GSA Connects 2021 in Portland, Oregon

Paper No. 171-3
Presentation Time: 2:05 PM

TOWARD A UNIFORM STANDARD FOR EVALUATING SITES FOR GEOLOGICAL STORAGE OF CARBON DIOXIDE


DAVIS, John1, CALLAS, Catherine1, BENSON, Sally M.1, SALTZER, Sarah1 and ZOBACK, Mark2, (1)Stanford Center for Carbon Storage, Department of Energy Resources Engineering, Stanford University, Palo Alto, CA 94305, (2)Department of Geophysics, Stanford University, Palo Alto, CA 94305

To achieve the minimum goals of the 2015 Paris Agreement on climate change the volume of carbon capture and geological sequestration (CCS) needs to increase by over 2 orders of magnitude by 2050 (IEAGHG, “CCS in Energy and Climate Scenarios”, 2019/5, July 2019).
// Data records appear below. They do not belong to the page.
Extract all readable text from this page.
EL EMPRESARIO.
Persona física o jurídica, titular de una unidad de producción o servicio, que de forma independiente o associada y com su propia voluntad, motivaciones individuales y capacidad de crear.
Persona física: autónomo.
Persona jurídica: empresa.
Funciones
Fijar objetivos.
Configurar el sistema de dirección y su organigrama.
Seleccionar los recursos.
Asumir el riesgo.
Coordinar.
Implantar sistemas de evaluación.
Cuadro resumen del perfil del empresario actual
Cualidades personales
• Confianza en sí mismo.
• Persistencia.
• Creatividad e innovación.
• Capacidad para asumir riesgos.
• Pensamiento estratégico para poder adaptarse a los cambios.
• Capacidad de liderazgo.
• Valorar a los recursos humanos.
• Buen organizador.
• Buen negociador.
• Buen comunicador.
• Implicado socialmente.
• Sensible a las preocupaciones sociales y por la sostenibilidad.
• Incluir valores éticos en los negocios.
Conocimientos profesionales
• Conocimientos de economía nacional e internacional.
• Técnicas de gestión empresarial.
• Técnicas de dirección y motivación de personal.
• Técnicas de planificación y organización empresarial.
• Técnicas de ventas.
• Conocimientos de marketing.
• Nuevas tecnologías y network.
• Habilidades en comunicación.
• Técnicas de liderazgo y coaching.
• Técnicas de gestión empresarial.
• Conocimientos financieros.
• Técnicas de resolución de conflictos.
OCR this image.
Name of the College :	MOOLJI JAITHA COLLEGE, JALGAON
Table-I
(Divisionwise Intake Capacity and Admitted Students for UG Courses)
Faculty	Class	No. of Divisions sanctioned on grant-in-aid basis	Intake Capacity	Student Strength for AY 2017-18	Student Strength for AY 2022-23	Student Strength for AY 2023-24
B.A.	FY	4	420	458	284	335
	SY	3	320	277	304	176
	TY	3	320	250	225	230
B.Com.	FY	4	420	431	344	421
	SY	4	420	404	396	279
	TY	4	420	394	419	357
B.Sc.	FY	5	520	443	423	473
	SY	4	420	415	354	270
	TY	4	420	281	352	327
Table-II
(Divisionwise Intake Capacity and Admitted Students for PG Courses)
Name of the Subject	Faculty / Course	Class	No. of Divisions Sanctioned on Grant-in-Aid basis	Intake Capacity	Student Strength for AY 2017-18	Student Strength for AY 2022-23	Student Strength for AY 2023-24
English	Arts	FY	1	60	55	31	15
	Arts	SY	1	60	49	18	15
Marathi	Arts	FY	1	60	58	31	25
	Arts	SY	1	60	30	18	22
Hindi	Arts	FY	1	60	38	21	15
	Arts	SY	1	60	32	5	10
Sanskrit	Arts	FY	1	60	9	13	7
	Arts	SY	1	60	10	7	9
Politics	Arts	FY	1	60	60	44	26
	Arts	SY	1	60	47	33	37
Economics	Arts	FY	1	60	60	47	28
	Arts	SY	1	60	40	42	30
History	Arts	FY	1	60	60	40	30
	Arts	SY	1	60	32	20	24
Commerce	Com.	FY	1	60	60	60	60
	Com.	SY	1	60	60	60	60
While a very large number of potential CCS sites must be evaluated, ranked, and brought on line in that period most existing criteria for evaluating suitability of potential CCS sites are highly subjective and subject to biases, are incomplete, and are unsubstantiated. In order to facilitate the evaluation of large numbers of potential CCS sites, and to promote reliable and repeatable comparisons across a large portfolio of potential CCS sites, we are formulating and testing a comprehensive set of objective geologic CCS site selection criteria that have distinct metrics.
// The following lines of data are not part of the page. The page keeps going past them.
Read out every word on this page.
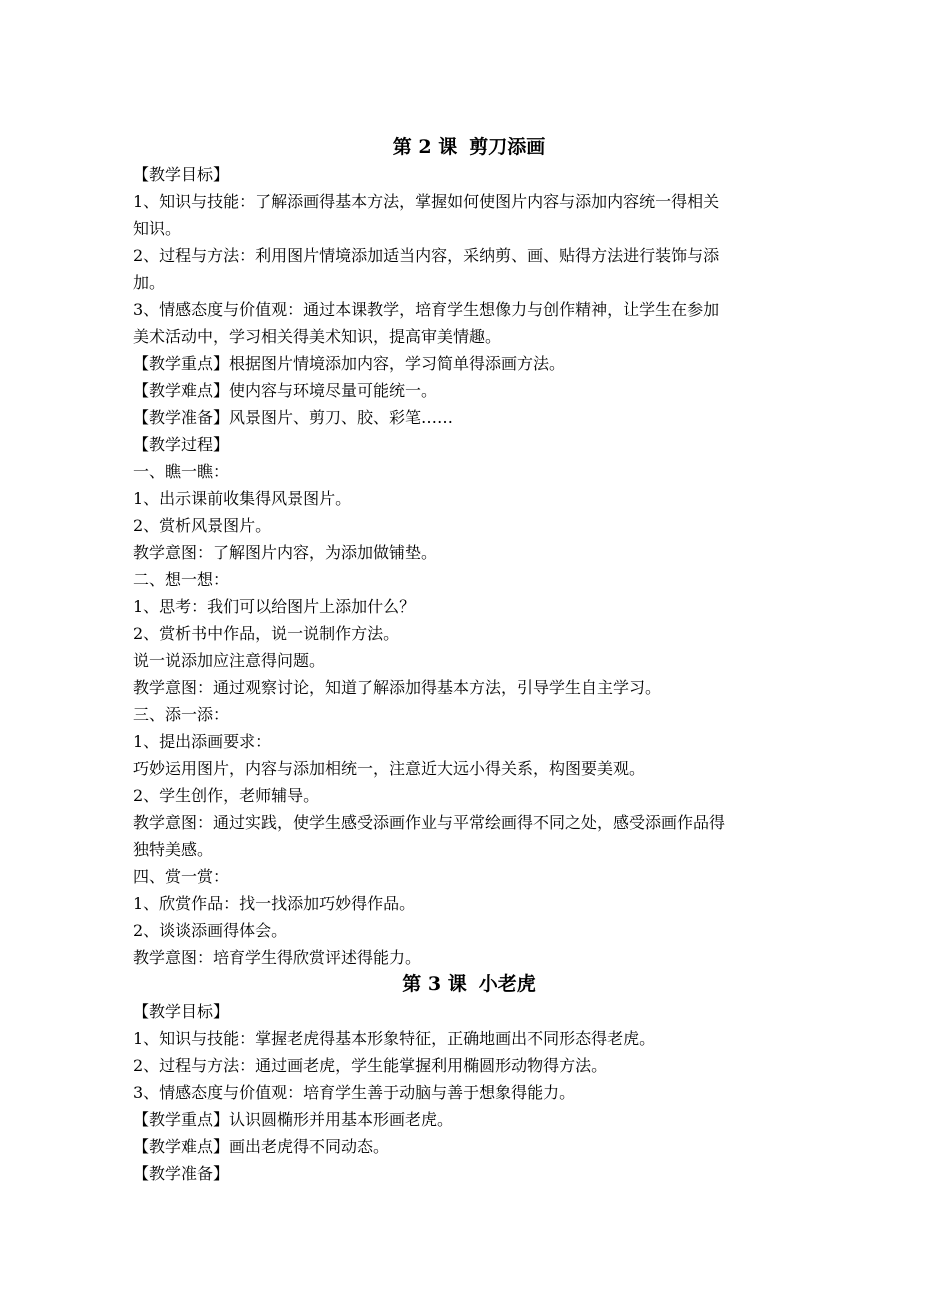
第 2 课 剪刀添画

【教学目标】

1、知识与技能：了解添画得基本方法，掌握如何使图片内容与添加内容统一得相关

知识。

2、过程与方法：利用图片情境添加适当内容，采纳剪、画、贴得方法进行装饰与添

加。

3、情感态度与价值观：通过本课教学，培育学生想像力与创作精神，让学生在参加

美术活动中，学习相关得美术知识，提高审美情趣。

【教学重点】根据图片情境添加内容，学习简单得添画方法。

【教学难点】使内容与环境尽量可能统一。

【教学准备】风景图片、剪刀、胶、彩笔……

【教学过程】

一、瞧一瞧：

1、出示课前收集得风景图片。

2、赏析风景图片。

教学意图：了解图片内容，为添加做铺垫。

二、想一想：

1、思考：我们可以给图片上添加什么？

2、赏析书中作品，说一说制作方法。

说一说添加应注意得问题。

教学意图：通过观察讨论，知道了解添加得基本方法，引导学生自主学习。

三、添一添：

1、提出添画要求：

巧妙运用图片，内容与添加相统一，注意近大远小得关系，构图要美观。

2、学生创作，老师辅导。

教学意图：通过实践，使学生感受添画作业与平常绘画得不同之处，感受添画作品得

独特美感。

四、赏一赏：

1、欣赏作品：找一找添加巧妙得作品。

2、谈谈添画得体会。

教学意图：培育学生得欣赏评述得能力。

第 3 课 小老虎

【教学目标】

1、知识与技能：掌握老虎得基本形象特征，正确地画出不同形态得老虎。

2、过程与方法：通过画老虎，学生能掌握利用椭圆形动物得方法。

3、情感态度与价值观：培育学生善于动脑与善于想象得能力。

【教学重点】认识圆椭形并用基本形画老虎。

【教学难点】画出老虎得不同动态。

【教学准备】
Geological and reservoir engineering criteria against which to evaluate and rank potential CCS sites in saline aquifers and depleted oil and gas reservoirs fall into two general categories, Reservoir and Retention. For example, with respect to Reservoir, CO2 injectivity (a reservoir engineering concern) relies on reservoir permeability, porosity, homogeneity, thickness and pre-injection pressure and temperature state. Storage capacity (a geological concern) depends on reservoir geometry and areal extent, permeability, porosity, homogeneity, thickness, and pre-injection pressure. With respect to Retention we might be concerned about the presence of faults. Geologically faults may represent potential CO2 migration pathways (a retention concern) for which structural geometry, displacement characteristics, cross-fault juxtaposition, fault zone materials, and stress state play a role. From the reservoir engineering perspective, faults may limit injectivity by compartmentalizing the reservoir (fault population density and fault transmissivity) and reducing injectivity. For each of these examples the distinct metrics for the governing parameters are arrayed from good to poor and the evaluation team chooses which applies to the site in question. Once all criteria are evaluated a final scoring is calculated and applied to the category in question (e.g., Reservoir). From the scoring prospective CCS sites may be ordered into a rank list and decisions made accordingly.